If you’re a gossip fiend, you probably find yourself going to every corner of the internet looking for all the latest details on a story. Unfortunately, you’ll also see a lot of misleading headlines and suspicious websites in your travels. Below you’ll find some simple but savvy tips that internet sleuths have been using for years to keep their online activity safe.
Only Visit Secure Websites
With online security, prevention is better than cure. It’s better to exercise discretion and avoid suspicious websites instead of inviting security risks and then fixing them later. There are multiple telltale signs that tell you which websites are legitimate.
First, you’ll want to check a website’s encryption level. Most websites use TLS/SSL encryption which is marked by HTTPS, instead of the older HTTP. HTTPS (or a padlock beside the URL) means that your connection is secure. The largest and most legitimate websites use HTTPS, including trustworthy news outlets. It’s also necessary to trust sites that handle transactions, whether it’s for retail like Amazon or online entertainment like iGaming. This means that HTTPS is a secure connection guarantee for those playing slots at Paddy Power Bingo, where hundreds of bingo games connect to the site’s client base every minute. Every single one of those connections needs to be secure.
HTTPS isn’t just available for large websites. In fact, it’s inexpensive to get, so individual site owners can also get a more secure connection. It also comes with benefits to SEO that help the site, so there’s no reason for an owner to not get HTTPS. Google knows this, which is why a non-HTTPS site will have an exclamation point beside the URL. If you’re looking for gossip on a site that hasn’t got one of these connections, you should be suspicious of the source and the accuracy of its information. Fortunately, Google has verification tips on their own blog, handy for identifying questionable sources and rooting out misinformation. More often than not, sites that peddle attention-grabbing, dubious information have backend issues that can put visitors’ data at risk.
Use Browser Settings To Restrict Pop-Ups
Many people install a browser and get to work. They don’t dive into the settings of their search engine to customize the experience. Alongside a few preference changes, you can also tweak settings to restrict intrusive pop-ups. As a rule, pop-ups are mostly harmless, but it depends on the quality of the website.

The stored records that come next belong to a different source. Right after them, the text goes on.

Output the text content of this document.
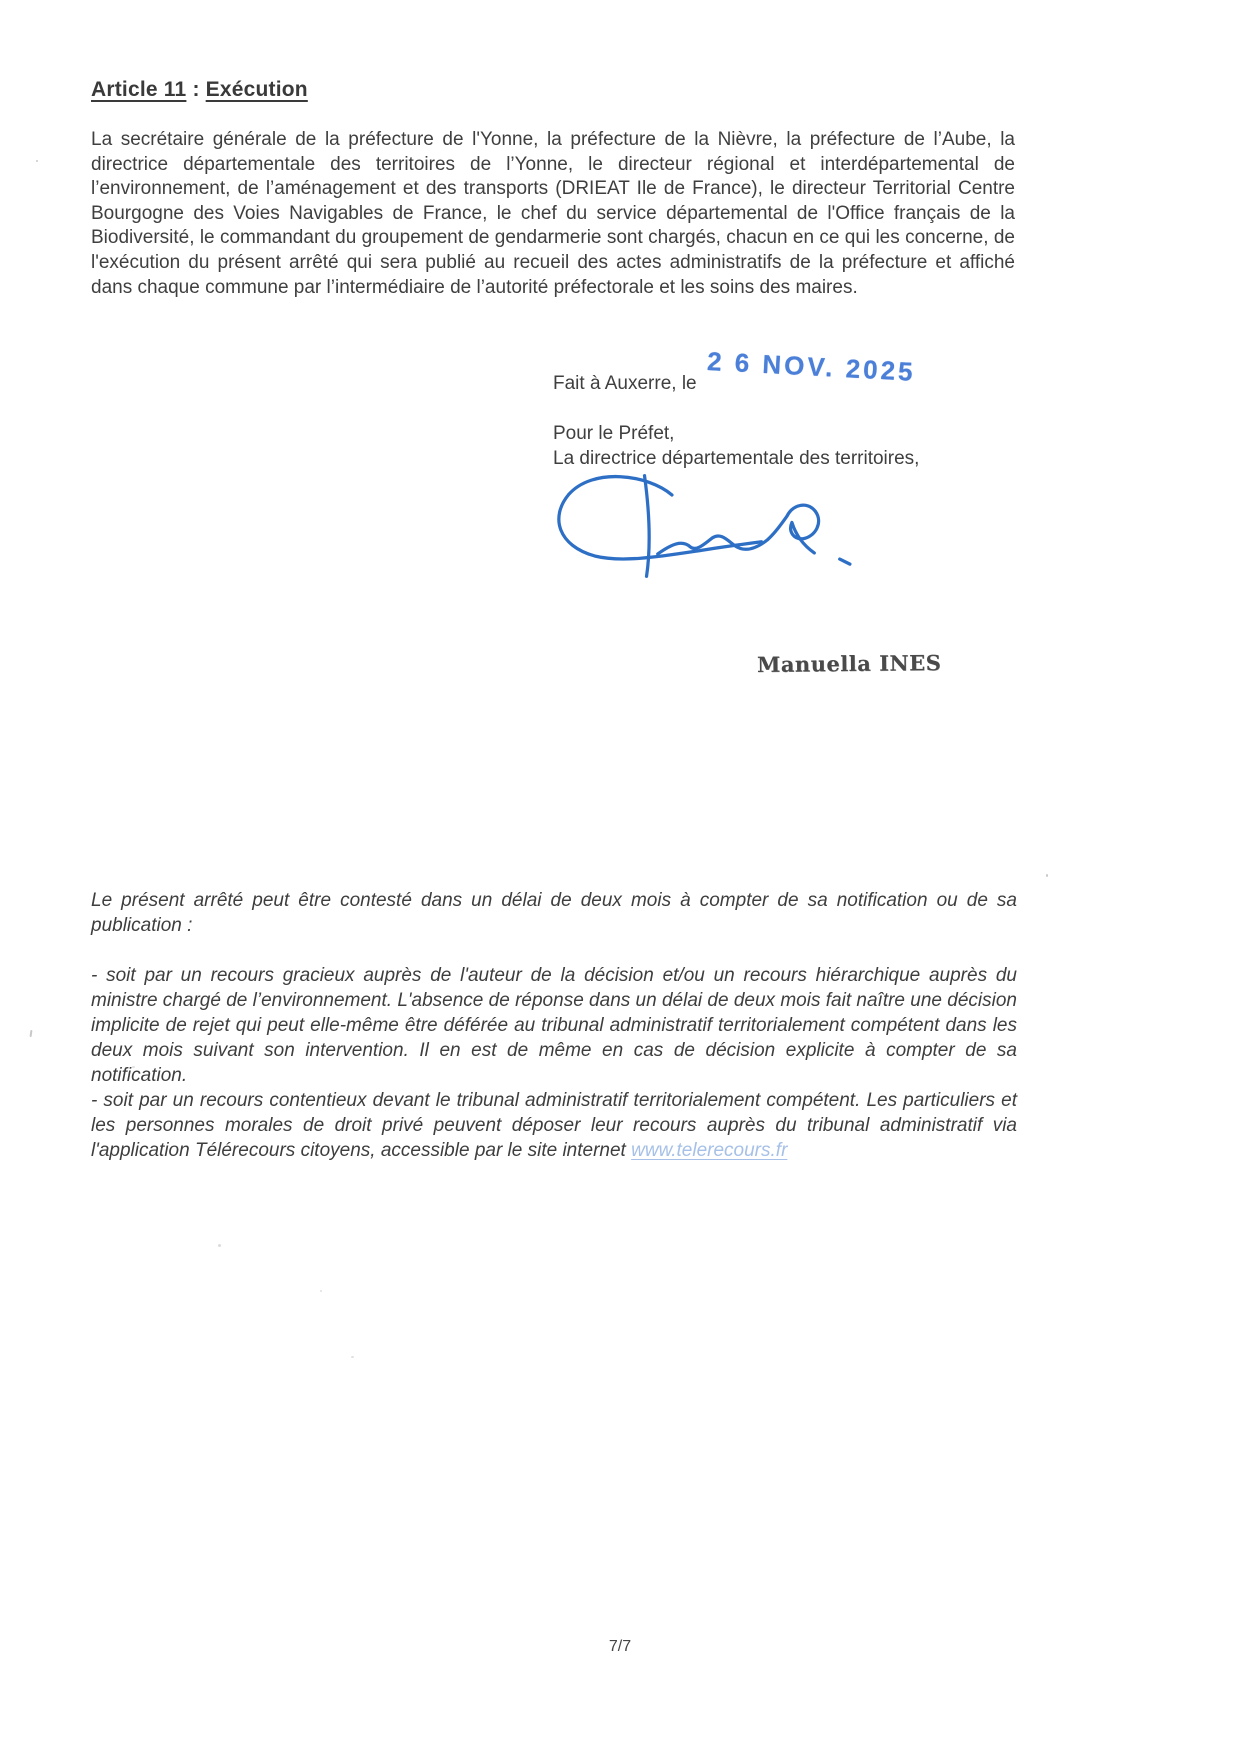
Article 11 : Exécution
La secrétaire générale de la préfecture de l'Yonne, la préfecture de la Nièvre, la préfecture de l’Aube, la directrice départementale des territoires de l’Yonne, le directeur régional et interdépartemental de l’environnement, de l’aménagement et des transports (DRIEAT Ile de France), le directeur Territorial Centre Bourgogne des Voies Navigables de France, le chef du service départemental de l'Office français de la Biodiversité, le commandant du groupement de gendarmerie sont chargés, chacun en ce qui les concerne, de l'exécution du présent arrêté qui sera publié au recueil des actes administratifs de la préfecture et affiché dans chaque commune par l’intermédiaire de l’autorité préfectorale et les soins des maires.
Fait à Auxerre, le 2 6 NOV. 2025
Pour le Préfet,
La directrice départementale des territoires,
Manuella INES
Le présent arrêté peut être contesté dans un délai de deux mois à compter de sa notification ou de sa publication :

- soit par un recours gracieux auprès de l'auteur de la décision et/ou un recours hiérarchique auprès du ministre chargé de l’environnement. L'absence de réponse dans un délai de deux mois fait naître une décision implicite de rejet qui peut elle-même être déférée au tribunal administratif territorialement compétent dans les deux mois suivant son intervention. Il en est de même en cas de décision explicite à compter de sa notification.

- soit par un recours contentieux devant le tribunal administratif territorialement compétent. Les particuliers et les personnes morales de droit privé peuvent déposer leur recours auprès du tribunal administratif via l'application Télérecours citoyens, accessible par le site internet www.telerecours.fr

7/7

Since the passing of data protection policies like GDPR, most websites have pop-ups that aren’t for marketing or deceptive purposes.

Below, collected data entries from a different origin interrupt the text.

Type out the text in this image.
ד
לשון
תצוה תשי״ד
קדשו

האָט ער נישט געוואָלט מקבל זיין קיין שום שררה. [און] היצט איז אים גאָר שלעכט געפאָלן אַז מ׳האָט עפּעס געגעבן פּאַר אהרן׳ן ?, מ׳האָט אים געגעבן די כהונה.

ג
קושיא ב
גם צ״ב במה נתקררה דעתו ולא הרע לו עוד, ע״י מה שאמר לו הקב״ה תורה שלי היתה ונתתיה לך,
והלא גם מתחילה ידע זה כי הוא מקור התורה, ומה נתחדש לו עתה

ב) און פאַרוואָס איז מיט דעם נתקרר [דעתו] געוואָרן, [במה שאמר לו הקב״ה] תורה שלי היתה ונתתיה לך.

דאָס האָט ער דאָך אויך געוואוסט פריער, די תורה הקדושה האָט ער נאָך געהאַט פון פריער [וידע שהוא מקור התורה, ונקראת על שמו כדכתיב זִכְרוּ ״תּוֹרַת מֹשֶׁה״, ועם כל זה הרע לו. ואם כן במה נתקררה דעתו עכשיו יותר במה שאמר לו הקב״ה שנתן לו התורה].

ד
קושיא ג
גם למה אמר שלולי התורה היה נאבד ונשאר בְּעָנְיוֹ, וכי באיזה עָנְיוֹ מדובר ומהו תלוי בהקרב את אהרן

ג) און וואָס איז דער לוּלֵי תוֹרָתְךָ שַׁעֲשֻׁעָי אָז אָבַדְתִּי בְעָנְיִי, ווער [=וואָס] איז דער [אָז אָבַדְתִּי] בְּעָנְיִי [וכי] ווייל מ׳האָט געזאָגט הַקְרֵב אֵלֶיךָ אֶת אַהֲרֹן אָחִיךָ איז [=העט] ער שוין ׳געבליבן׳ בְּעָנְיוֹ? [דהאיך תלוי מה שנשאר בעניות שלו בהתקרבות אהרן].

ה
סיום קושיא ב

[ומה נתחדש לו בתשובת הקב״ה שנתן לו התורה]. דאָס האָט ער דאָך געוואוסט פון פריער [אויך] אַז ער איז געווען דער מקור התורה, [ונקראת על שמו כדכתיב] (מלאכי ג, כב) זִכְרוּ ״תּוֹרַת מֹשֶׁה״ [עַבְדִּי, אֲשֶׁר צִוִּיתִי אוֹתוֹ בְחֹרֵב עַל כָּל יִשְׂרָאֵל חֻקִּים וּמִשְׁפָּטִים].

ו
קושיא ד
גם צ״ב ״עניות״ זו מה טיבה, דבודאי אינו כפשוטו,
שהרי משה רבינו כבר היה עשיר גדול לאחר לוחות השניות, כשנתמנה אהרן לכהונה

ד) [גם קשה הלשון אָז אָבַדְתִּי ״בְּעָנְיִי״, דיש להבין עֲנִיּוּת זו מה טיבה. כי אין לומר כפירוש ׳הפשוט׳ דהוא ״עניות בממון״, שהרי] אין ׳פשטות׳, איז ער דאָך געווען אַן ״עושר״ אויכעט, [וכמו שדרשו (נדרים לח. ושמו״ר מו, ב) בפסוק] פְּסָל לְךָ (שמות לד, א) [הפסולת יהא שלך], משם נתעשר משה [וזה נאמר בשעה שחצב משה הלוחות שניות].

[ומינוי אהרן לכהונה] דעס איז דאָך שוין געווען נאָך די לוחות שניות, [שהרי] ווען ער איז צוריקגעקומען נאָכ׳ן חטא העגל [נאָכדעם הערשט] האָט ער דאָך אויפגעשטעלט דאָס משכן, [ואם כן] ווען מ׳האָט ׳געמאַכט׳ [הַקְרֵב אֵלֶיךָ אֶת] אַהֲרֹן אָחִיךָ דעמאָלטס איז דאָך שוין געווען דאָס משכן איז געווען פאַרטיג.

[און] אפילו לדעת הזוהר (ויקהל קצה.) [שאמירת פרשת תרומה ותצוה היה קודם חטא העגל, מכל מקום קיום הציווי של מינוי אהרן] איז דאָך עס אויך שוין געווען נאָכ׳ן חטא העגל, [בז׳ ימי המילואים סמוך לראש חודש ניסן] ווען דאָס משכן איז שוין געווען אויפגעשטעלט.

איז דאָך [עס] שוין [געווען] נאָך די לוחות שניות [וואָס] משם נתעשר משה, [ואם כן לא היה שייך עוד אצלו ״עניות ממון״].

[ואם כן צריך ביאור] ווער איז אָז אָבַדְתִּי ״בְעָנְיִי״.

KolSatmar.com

However, when combined with a suspicious website, pop-ups can trick users into clicking on them and opening tabs to other sites. Those sites can either host scams or have poor backend infrastructure that exposes your data and other online activity.
For Google, find “privacy and security” under your settings. Then navigate to “site settings” and then “pop-ups and redirects” and check the appropriate box. You can also add specific sites to block them from doing this, perfect for sites that are otherwise trustworthy but engage in annoying marketing practices.
Be Careful With Downloads
Lastly, you should be very careful with what you download to your devices. Many viruses and malware programs spread through downloads, where you voluntarily let them into your system without realizing it’s a threat. This is typically because it’s disguised or attached to something that you do want to download.
Once again, you’ll want to consider the source of these downloads. Many operating systems will give an alert message before activating a file when it has no clear creator. This is because it increases the likelihood of it being harmful to your PC. Don’t download and run .exe files without knowing explicitly what they do, as told by the verified supplier of the file. The same applies to .rar and .zip files that need decompressing inside your device.